Free TSP Tool

TSP Withdrawal Calculator

Model how long your TSP balance will last in retirement. Choose the 4% safe withdrawal rule, the IRS required minimum distribution (RMD) method, or a fixed monthly amount — and see a year-by-year balance projection.

Data current as of 2026 · RMD table updated 2022 · Sources: IRS · TSP · SECURE 2.0

Three ways to draw down your TSP

There is no one right answer for TSP withdrawals — the best approach depends on your other income (pension, Social Security), your tax situation, and how long you expect to need the money. The three methods above cover the main approaches federal retirees use.

The 4% rule — a planning starting point

Financial planner William Bengen (1994) found that retirees could withdraw 4% of their initial portfolio balance in year one — then adjust upward for inflation annually — and not run out of money over a 30-year retirement, given a balanced stock/bond allocation.

For federal employees, the 4% rule has an important nuance: most FERS retirees already have a pension that covers a large share of fixed expenses. If your pension + Social Security covers 80% of your budget, you may only need a 1–2% draw from TSP — in which case TSP becomes a long-duration buffer or legacy asset rather than a primary income source.

The 4% rule is not a guarantee and was calibrated for a 60/40 portfolio. For 35- or 40-year retirements, a 3–3.5% rate provides more cushion. The slider above lets you test any rate between 2% and 8%.

Required minimum distributions (RMDs)

The IRS requires distributions from Traditional TSP beginning at age 73 (SECURE 2.0, effective 2023). The annual RMD is calculated by dividing your prior year-end account balance by a distribution period factor from the IRS Uniform Lifetime Table. The factor decreases each year, meaning your RMD as a percentage of your balance increases as you age.

Missing an RMD triggers a 25% excise tax on the shortfall (reduced to 10% if corrected within the two-year correction window). Roth TSP accounts are not subject to RMDs under SECURE 2.0 — another reason to consider in-plan Roth conversions before age 73.
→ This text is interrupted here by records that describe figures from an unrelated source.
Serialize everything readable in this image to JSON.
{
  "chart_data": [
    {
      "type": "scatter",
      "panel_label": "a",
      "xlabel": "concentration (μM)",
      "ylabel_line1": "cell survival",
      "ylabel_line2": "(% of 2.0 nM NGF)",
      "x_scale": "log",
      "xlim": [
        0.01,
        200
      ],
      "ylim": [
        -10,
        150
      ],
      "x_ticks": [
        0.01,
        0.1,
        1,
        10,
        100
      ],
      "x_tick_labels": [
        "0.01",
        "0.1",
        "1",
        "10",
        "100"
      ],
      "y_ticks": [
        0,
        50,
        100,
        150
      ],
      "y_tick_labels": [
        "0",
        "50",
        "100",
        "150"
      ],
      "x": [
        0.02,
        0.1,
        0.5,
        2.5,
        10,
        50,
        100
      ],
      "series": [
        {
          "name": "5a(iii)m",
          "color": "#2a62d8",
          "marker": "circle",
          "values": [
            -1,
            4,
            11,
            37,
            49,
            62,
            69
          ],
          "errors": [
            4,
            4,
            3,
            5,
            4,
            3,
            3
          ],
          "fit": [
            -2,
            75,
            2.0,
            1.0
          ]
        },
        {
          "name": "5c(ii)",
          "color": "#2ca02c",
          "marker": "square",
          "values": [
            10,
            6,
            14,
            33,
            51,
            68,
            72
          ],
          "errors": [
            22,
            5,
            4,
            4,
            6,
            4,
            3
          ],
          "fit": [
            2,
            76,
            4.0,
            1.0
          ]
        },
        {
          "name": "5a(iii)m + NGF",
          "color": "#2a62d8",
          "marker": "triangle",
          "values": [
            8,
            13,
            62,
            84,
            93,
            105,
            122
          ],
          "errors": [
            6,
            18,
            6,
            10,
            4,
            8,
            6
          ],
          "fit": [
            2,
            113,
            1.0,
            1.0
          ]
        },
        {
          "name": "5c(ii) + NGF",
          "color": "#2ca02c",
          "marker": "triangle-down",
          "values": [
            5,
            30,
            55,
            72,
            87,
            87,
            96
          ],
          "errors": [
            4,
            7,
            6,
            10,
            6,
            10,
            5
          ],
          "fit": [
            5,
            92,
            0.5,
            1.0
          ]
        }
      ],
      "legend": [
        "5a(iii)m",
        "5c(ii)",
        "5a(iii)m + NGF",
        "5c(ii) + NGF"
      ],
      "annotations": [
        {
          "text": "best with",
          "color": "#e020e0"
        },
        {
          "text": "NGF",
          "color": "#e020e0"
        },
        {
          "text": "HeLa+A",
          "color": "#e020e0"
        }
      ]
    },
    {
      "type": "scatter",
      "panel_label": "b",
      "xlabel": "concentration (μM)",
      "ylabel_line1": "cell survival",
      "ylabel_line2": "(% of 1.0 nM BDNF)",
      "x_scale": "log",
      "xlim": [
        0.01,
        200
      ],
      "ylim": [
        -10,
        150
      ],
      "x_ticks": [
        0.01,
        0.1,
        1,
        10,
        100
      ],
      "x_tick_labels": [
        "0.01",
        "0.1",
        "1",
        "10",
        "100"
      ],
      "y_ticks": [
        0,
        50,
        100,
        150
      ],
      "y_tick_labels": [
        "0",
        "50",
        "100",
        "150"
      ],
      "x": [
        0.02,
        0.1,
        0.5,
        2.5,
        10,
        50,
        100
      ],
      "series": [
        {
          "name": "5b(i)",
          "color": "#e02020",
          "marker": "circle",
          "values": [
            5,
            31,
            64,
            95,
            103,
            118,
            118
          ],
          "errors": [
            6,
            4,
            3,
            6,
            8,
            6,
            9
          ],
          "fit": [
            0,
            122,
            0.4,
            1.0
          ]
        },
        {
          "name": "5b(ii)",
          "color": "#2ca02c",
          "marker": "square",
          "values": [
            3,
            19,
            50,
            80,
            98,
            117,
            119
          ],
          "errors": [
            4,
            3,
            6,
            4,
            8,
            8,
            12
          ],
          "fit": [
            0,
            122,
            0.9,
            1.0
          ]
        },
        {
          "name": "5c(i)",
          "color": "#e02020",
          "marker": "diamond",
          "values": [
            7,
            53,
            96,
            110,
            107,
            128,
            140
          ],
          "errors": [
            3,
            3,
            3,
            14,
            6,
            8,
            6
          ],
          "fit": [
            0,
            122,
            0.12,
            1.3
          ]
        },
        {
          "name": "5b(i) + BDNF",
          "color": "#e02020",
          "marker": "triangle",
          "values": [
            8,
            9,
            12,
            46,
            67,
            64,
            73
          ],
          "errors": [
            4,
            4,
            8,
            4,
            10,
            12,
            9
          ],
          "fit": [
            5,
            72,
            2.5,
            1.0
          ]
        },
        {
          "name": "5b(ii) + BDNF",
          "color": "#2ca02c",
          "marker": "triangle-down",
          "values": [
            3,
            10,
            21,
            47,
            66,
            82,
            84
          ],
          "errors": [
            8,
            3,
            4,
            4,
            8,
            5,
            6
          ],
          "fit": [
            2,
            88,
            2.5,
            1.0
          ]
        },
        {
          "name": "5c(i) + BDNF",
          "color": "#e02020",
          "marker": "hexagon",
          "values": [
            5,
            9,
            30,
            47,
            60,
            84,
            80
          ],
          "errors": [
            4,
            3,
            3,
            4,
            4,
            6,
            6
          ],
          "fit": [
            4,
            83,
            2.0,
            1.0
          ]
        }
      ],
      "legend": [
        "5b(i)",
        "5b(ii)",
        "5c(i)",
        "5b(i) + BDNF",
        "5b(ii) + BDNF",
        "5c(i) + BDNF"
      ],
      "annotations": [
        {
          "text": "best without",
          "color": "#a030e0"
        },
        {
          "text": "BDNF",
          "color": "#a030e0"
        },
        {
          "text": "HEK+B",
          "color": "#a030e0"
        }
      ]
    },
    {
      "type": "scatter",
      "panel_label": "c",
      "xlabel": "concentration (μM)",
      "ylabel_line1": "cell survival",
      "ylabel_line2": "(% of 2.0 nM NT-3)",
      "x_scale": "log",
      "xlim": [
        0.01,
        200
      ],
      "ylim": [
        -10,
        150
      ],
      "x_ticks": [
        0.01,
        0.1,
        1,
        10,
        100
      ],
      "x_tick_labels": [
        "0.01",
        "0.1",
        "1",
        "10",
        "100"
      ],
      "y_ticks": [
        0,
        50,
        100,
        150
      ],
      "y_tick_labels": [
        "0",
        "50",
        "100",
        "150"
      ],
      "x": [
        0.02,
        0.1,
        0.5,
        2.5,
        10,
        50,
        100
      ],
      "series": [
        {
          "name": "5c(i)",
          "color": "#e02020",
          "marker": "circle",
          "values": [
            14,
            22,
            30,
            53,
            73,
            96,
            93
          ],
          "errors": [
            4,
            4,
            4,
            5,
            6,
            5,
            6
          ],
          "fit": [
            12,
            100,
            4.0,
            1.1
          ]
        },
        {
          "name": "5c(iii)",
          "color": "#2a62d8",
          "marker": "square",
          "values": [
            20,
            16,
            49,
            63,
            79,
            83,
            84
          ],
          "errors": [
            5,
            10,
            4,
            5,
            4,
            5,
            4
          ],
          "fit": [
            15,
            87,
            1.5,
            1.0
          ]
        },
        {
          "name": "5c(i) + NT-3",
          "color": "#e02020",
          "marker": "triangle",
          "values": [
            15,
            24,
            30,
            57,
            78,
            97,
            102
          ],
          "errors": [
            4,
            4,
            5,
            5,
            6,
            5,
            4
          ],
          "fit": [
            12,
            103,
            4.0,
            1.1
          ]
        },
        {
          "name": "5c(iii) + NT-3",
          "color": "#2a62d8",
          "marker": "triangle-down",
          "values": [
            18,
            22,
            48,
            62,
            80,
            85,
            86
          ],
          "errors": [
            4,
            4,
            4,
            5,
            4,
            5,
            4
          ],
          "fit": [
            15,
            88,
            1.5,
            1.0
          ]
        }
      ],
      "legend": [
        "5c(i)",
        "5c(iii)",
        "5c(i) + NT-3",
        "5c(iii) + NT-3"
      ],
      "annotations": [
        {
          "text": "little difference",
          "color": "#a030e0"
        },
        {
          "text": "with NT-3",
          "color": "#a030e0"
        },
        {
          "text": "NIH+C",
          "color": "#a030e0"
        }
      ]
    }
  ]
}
If you are still a federal employee at 73, your TSP RMD is deferred until you separate from service.

TSP withdrawals and the federal pension interaction

Unlike the generic "how much can I withdraw" question, federal retirees need to think about TSP withdrawals in the context of their total income stack: pension + Social Security + TSP. A large pension can push you into the 22–24% bracket before you withdraw a dollar from TSP. In that case, Roth TSP becomes significantly more valuable — and delaying large Traditional TSP withdrawals (beyond RMD minimums) may reduce your lifetime tax burden.

This tool models TSP in isolation. The full combined picture — pension + supplement + Social Security + TSP, after taxes and FEHB — belongs in the retirement timeline.

When can you withdraw penalty-free?

Federal employees who separate from service in the year they turn 55 (or later) can take TSP distributions without the 10% early withdrawal penalty — this is the "rule of 55" for employer- sponsored plans. If you separate before the year you turn 55, the penalty applies until age 59½. Law enforcement officers, firefighters, and air traffic controllers have a reduced threshold of age 50.

Disability separations and 72(t) substantially equal periodic payments (SEPPs) are other penalty exemption paths, but they are complex and irreversible once started. Confirm with a tax advisor before electing them.